When Reality Leads to Legal Realism

“If courts don’t have to defend their decisions, then they’re just acts of will, of power.”

—Adam Liptak, “Missing From Supreme Court’s Election Cases: Reasons for Its Rulings.” The New York Times. October 26, 2020.

At base, Legal Realism, when you get past all the philosophical talk about natural science, is simple, “The law is what judges say it is.” There need be no consistency, for power need not offer explanations. The problem with the above quote is not a problem of shadow rulings, it points to something people don’t want to accept is a feature of the legal system as a whole. It’s more or less arbitrary. But, we need a method to resolve disputes. Every human society has judges.

The common law tradition has the advantage of trying to reach agreement among judges over time, a.k.a., stare decisis, but it still is based on granting the power to resolve disputes to certain people because it is convenient. As members of the country’s elite, judges will tend to align with elite interests. Everything else, such as the notions of positivism or “originalism” is just rationalizing “acts of will, of power.” See also: Exhibit A.

Exhibit A for Legal Realism: I’m Not in Washington Defense

“‘Defendants maintain that because the state constitution defines Washington’s northern boundary in relevant part as the 49th parallel, the State does not have jurisdiction to prosecute them for crimes committed south of the international border between the United States and Canada, but north of the 49th parallel as currently located.’

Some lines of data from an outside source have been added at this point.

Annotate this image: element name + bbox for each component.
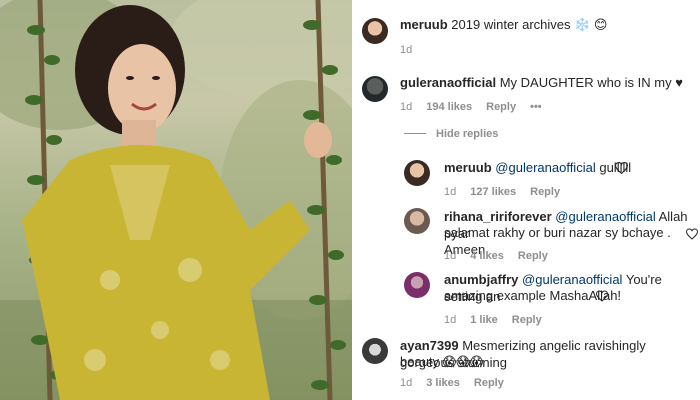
comment-time[interactable]: 1d [400,101,412,113]
post-photo-illustration [0,0,352,400]
reply-likes[interactable]: 4 likes [470,250,504,262]
comment-username[interactable]: ayan7399 [400,338,459,353]
comment-time[interactable]: 1d [400,377,412,389]
comment-likes[interactable]: 3 likes [426,377,460,389]
comments-panel: meruub 2019 winter archives ❄️ 😊 1d gule… [352,0,700,400]
avatar-ayan7399[interactable] [362,338,388,364]
reply-continuation: amazing example MashaAllah! [444,287,621,304]
caption-username[interactable]: meruub [400,17,448,32]
reply-mention[interactable]: @guleranaofficial [522,272,622,287]
reply-button[interactable]: Reply [512,314,542,326]
reply-button[interactable]: Reply [530,186,560,198]
avatar-meruub[interactable] [362,18,388,44]
comment-likes[interactable]: 194 likes [426,101,472,113]
hide-replies-button[interactable]: Hide replies [436,128,498,140]
reply-mention[interactable]: @guleranaofficial [555,209,655,224]
reply-time[interactable]: 1d [444,186,456,198]
heart-outline-icon[interactable] [615,162,628,174]
reply-text-line2: amazing example MashaAllah! [444,288,622,303]
comment-text: My DAUGHTER who is IN my ♥ [499,75,683,90]
avatar-guleranaofficial[interactable] [362,76,388,102]
reply-username[interactable]: rihana_ririforever [444,209,552,224]
avatar-anumbjaffry[interactable] [404,272,430,298]
reply: meruub @guleranaofficial gullllll [444,159,631,176]
reply-likes[interactable]: 1 like [470,314,498,326]
reply-button[interactable]: Reply [486,101,516,113]
avatar-rihana-ririforever[interactable] [404,208,430,234]
reply-mention[interactable]: @guleranaofficial [495,160,595,175]
reply-username[interactable]: meruub [444,160,492,175]
reply-meta: 1d 127 likes Reply [444,186,560,198]
reply-time[interactable]: 1d [444,314,456,326]
reply-button[interactable]: Reply [518,250,548,262]
post-photo [0,0,352,400]
more-options-icon[interactable]: ••• [530,101,542,113]
comment-meta: 1d 194 likes Reply ••• [400,101,542,113]
reply-username[interactable]: anumbjaffry [444,272,518,287]
reply-meta: 1d 4 likes Reply [444,250,548,262]
caption-time[interactable]: 1d [400,44,412,56]
comment: guleranaofficial My DAUGHTER who is IN m… [400,74,683,91]
reply-time[interactable]: 1d [444,250,456,262]
caption: meruub 2019 winter archives ❄️ 😊 [400,16,608,33]
reply-likes[interactable]: 127 likes [470,186,516,198]
hide-replies-line [404,133,426,134]
avatar-meruub-reply[interactable] [404,160,430,186]
comment-text-line2: beauty 😱😱😱 [400,354,484,369]
comment-continuation: beauty 😱😱😱 [400,353,483,370]
caption-text: 2019 winter archives ❄️ 😊 [451,17,608,32]
reply-button[interactable]: Reply [474,377,504,389]
comment-meta: 1d 3 likes Reply [400,377,504,389]
caption-meta: 1d [400,44,412,56]
heart-outline-icon[interactable] [596,290,608,302]
reply-meta: 1d 1 like Reply [444,314,542,326]
heart-outline-icon[interactable] [686,228,698,240]
comment-username[interactable]: guleranaofficial [400,75,496,90]
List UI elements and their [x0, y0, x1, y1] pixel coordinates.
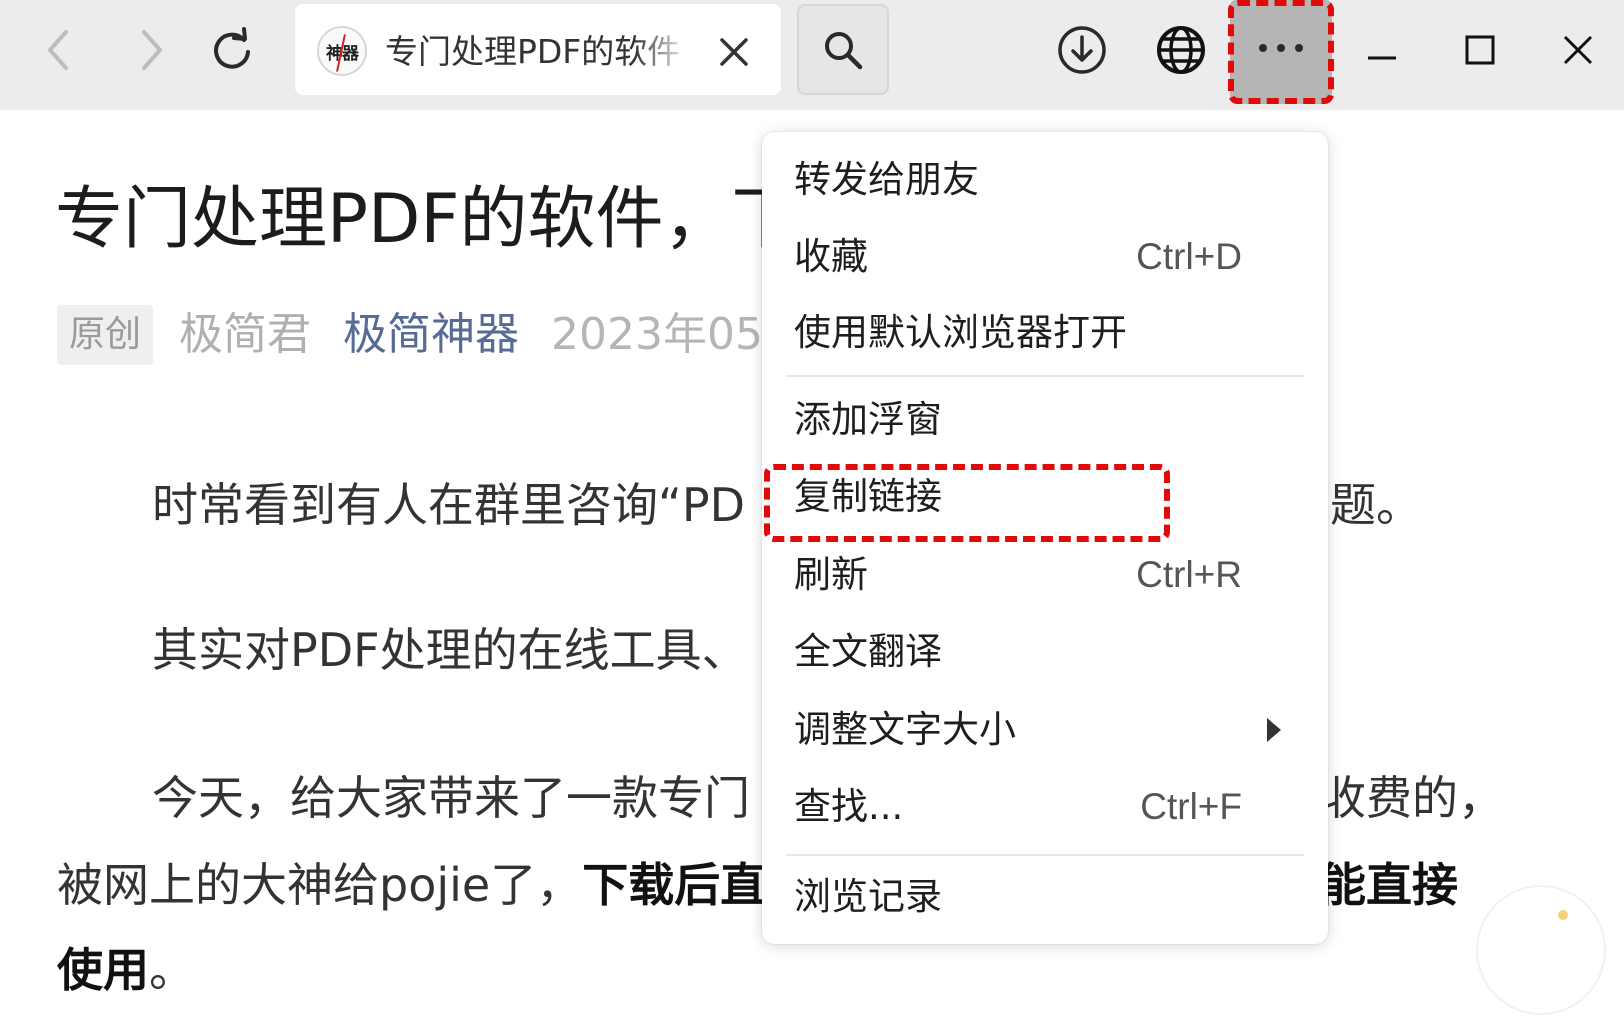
original-badge: 原创 [57, 305, 154, 365]
menu-item-browsing-history[interactable]: 浏览记录 [762, 862, 1328, 932]
menu-separator [786, 854, 1304, 856]
watermark-logo [1476, 885, 1606, 1015]
menu-item-label: 复制链接 [794, 475, 942, 518]
paragraph-4-text: 被网上的大神给pojie了， [57, 858, 583, 912]
menu-separator [786, 375, 1304, 377]
close-window-button[interactable] [1546, 18, 1610, 82]
download-button[interactable] [1050, 18, 1114, 82]
menu-item-label: 浏览记录 [794, 875, 942, 918]
menu-item-label: 全文翻译 [794, 630, 942, 673]
menu-item-favorite[interactable]: 收藏 Ctrl+D [762, 222, 1328, 292]
menu-item-adjust-text-size[interactable]: 调整文字大小 [762, 695, 1328, 765]
paragraph-5: 使用。 [57, 940, 195, 1000]
minimize-window-button[interactable] [1350, 18, 1414, 82]
paragraph-4: 被网上的大神给pojie了，下载后直 [57, 855, 766, 915]
paragraph-4-end-bold: 能直接 [1320, 858, 1458, 912]
paragraph-5-tail: 。 [149, 943, 195, 997]
more-horizontal-icon [1259, 44, 1303, 52]
menu-item-shortcut: Ctrl+D [1136, 236, 1242, 277]
translate-globe-button[interactable] [1149, 18, 1213, 82]
menu-item-refresh[interactable]: 刷新 Ctrl+R [762, 540, 1328, 610]
context-menu: 转发给朋友 收藏 Ctrl+D 使用默认浏览器打开 添加浮窗 复制链接 刷新 C… [762, 132, 1328, 944]
paragraph-3-end: 收费的， [1320, 771, 1504, 825]
paragraph-4-end: 能直接 [1320, 855, 1458, 915]
close-icon [720, 38, 748, 66]
paragraph-1-end: 题。 [1330, 478, 1422, 532]
article-meta: 原创 极简君 极简神器 2023年05 [57, 305, 763, 365]
menu-item-label: 调整文字大小 [794, 708, 1016, 751]
menu-item-share-to-friend[interactable]: 转发给朋友 [762, 145, 1328, 215]
menu-item-copy-link[interactable]: 复制链接 [762, 462, 1328, 532]
paragraph-5-bold: 使用 [57, 943, 149, 997]
download-icon [1058, 26, 1106, 74]
menu-item-open-default-browser[interactable]: 使用默认浏览器打开 [762, 298, 1328, 368]
menu-item-label: 转发给朋友 [794, 158, 979, 201]
maximize-window-button[interactable] [1448, 18, 1512, 82]
paragraph-1: 时常看到有人在群里咨询“PD [152, 478, 745, 532]
publish-date: 2023年05 [551, 309, 763, 360]
tab-close-button[interactable] [716, 34, 752, 70]
menu-item-shortcut: Ctrl+F [1140, 786, 1242, 827]
chevron-left-icon [48, 30, 68, 70]
paragraph-2: 其实对PDF处理的在线工具、 [152, 623, 748, 677]
reload-icon [214, 27, 250, 69]
more-menu-button[interactable] [1230, 0, 1332, 104]
menu-item-shortcut: Ctrl+R [1136, 554, 1242, 595]
close-icon [1563, 35, 1593, 65]
account-link[interactable]: 极简神器 [343, 309, 519, 360]
back-button[interactable] [30, 22, 86, 78]
menu-item-translate-full-text[interactable]: 全文翻译 [762, 617, 1328, 687]
menu-item-label: 使用默认浏览器打开 [794, 311, 1127, 354]
forward-button[interactable] [124, 22, 180, 78]
globe-icon [1157, 26, 1205, 74]
paragraph-3: 今天，给大家带来了一款专门 [152, 771, 750, 825]
chevron-right-solid-icon [1267, 718, 1281, 742]
browser-toolbar: 神器 专门处理PDF的软件 [0, 0, 1624, 110]
author-name: 极简君 [179, 309, 312, 360]
menu-item-label: 收藏 [794, 235, 868, 278]
browser-tab[interactable]: 神器 专门处理PDF的软件 [295, 4, 781, 95]
menu-item-add-floating-window[interactable]: 添加浮窗 [762, 385, 1328, 455]
watermark-dot [1558, 910, 1568, 920]
tab-favicon: 神器 [317, 26, 367, 76]
menu-item-label: 添加浮窗 [794, 398, 942, 441]
chevron-right-icon [142, 30, 162, 70]
paragraph-4-bold: 下载后直 [582, 858, 767, 912]
reload-button[interactable] [204, 22, 260, 78]
minimize-icon [1368, 56, 1396, 60]
search-icon [825, 31, 863, 69]
menu-item-label: 查找... [794, 785, 904, 828]
menu-item-find[interactable]: 查找... Ctrl+F [762, 772, 1328, 842]
tab-title: 专门处理PDF的软件 [385, 32, 681, 71]
search-button[interactable] [797, 4, 889, 95]
maximize-icon [1465, 35, 1495, 65]
menu-item-label: 刷新 [794, 553, 868, 596]
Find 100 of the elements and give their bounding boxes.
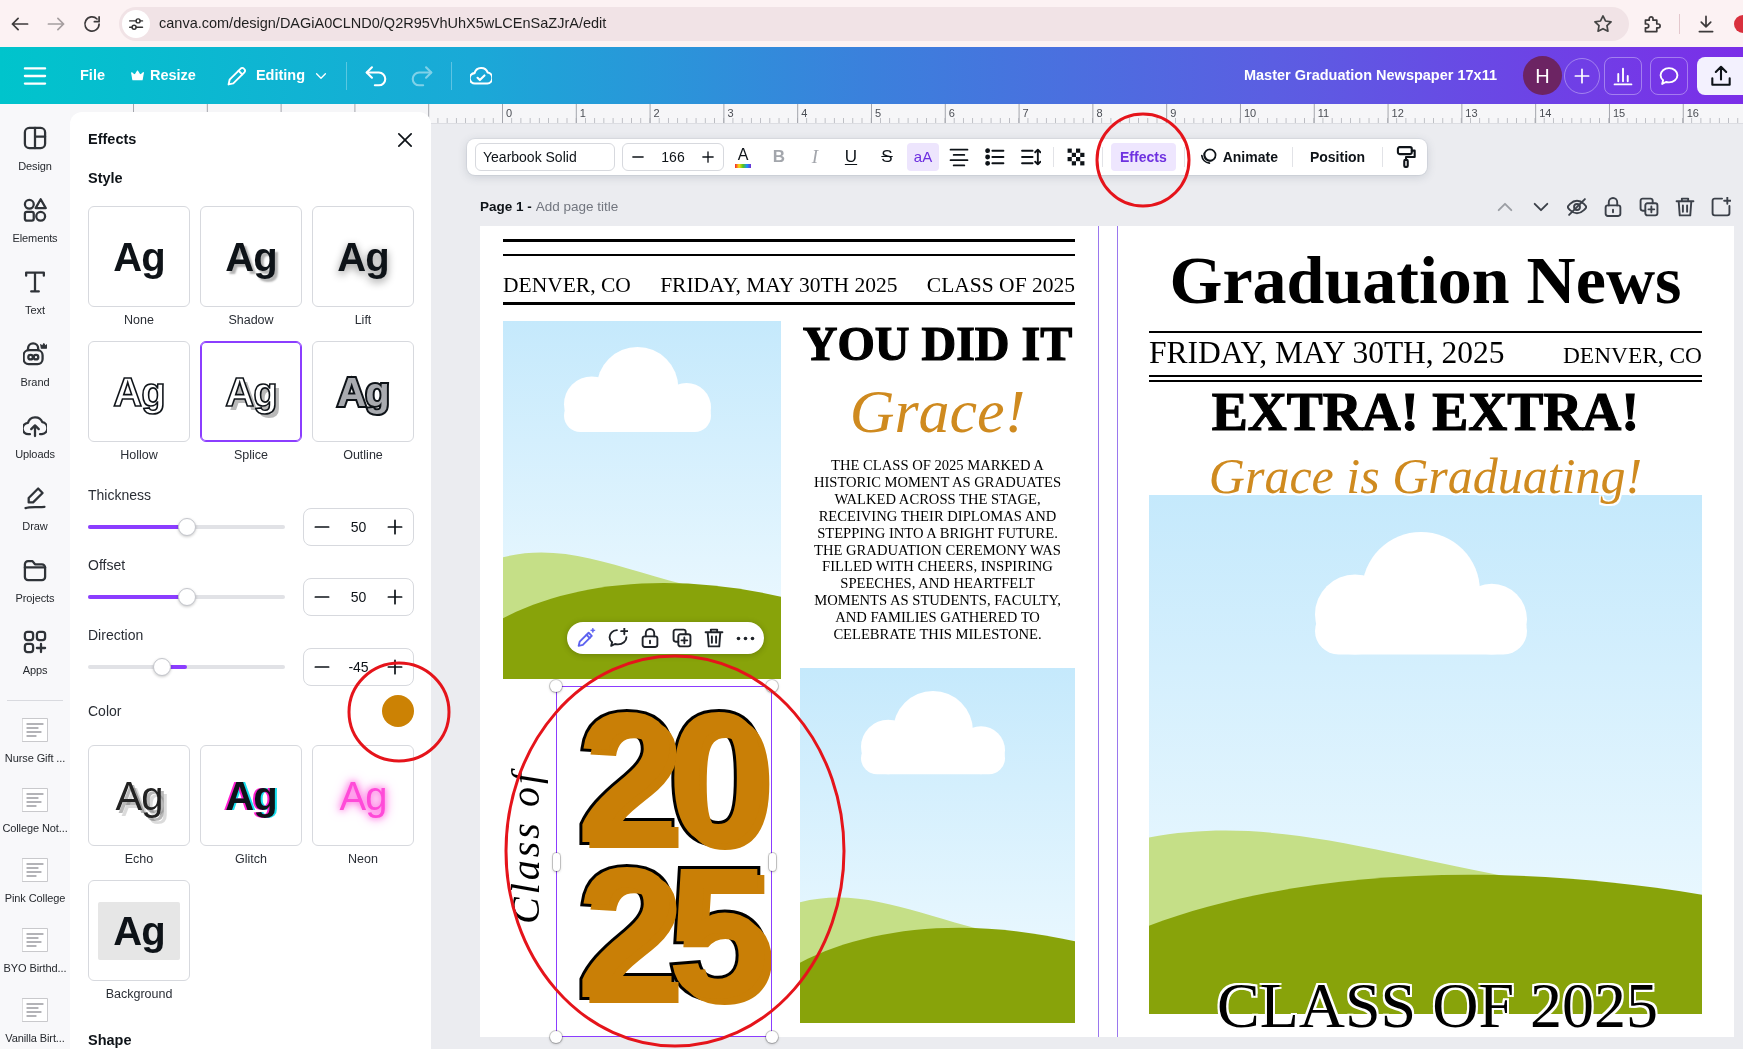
- effect-style-option[interactable]: Ag: [312, 206, 414, 307]
- effect-style-option[interactable]: Ag: [200, 341, 302, 442]
- star-icon[interactable]: [1594, 14, 1612, 33]
- effect-style-option[interactable]: Ag: [88, 745, 190, 846]
- slider-thumb[interactable]: [177, 518, 196, 536]
- resize-handle[interactable]: [550, 1031, 562, 1043]
- sidebar-item[interactable]: Design: [0, 124, 70, 196]
- undo-icon[interactable]: [365, 64, 388, 87]
- recent-design-item[interactable]: Pink College: [0, 841, 70, 911]
- comment-icon: [1659, 65, 1679, 86]
- recent-design-item[interactable]: BYO Birthd...: [0, 911, 70, 981]
- position-button[interactable]: Position: [1300, 143, 1375, 171]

Perhaps not wanting to create ‘a nebulous strip of territory along the border that was part of the United States, but not part of Washington,’ in the words of the AP, the Court ruled against the defendants. (Per the decision, ‘the political and conceptual location of the international and state borders was the same when Washington was admitted as a state, and remains so.’)  But don’t write off their case as entirely frivolous. One of the nine members of the Court, Justice Richard Sanders, dissented, arguing that ‘this case is easier than pi. The 49th parallel can be located to the decimal. If that term is ambiguous, the language of law is no more than sand shaped into castles at the arbitrary whim of he (or she) who wears the black gown.'”

-Dan Lewis, “I’m Not in Washington Defense.” NowIKnow.com. November 18, 2020.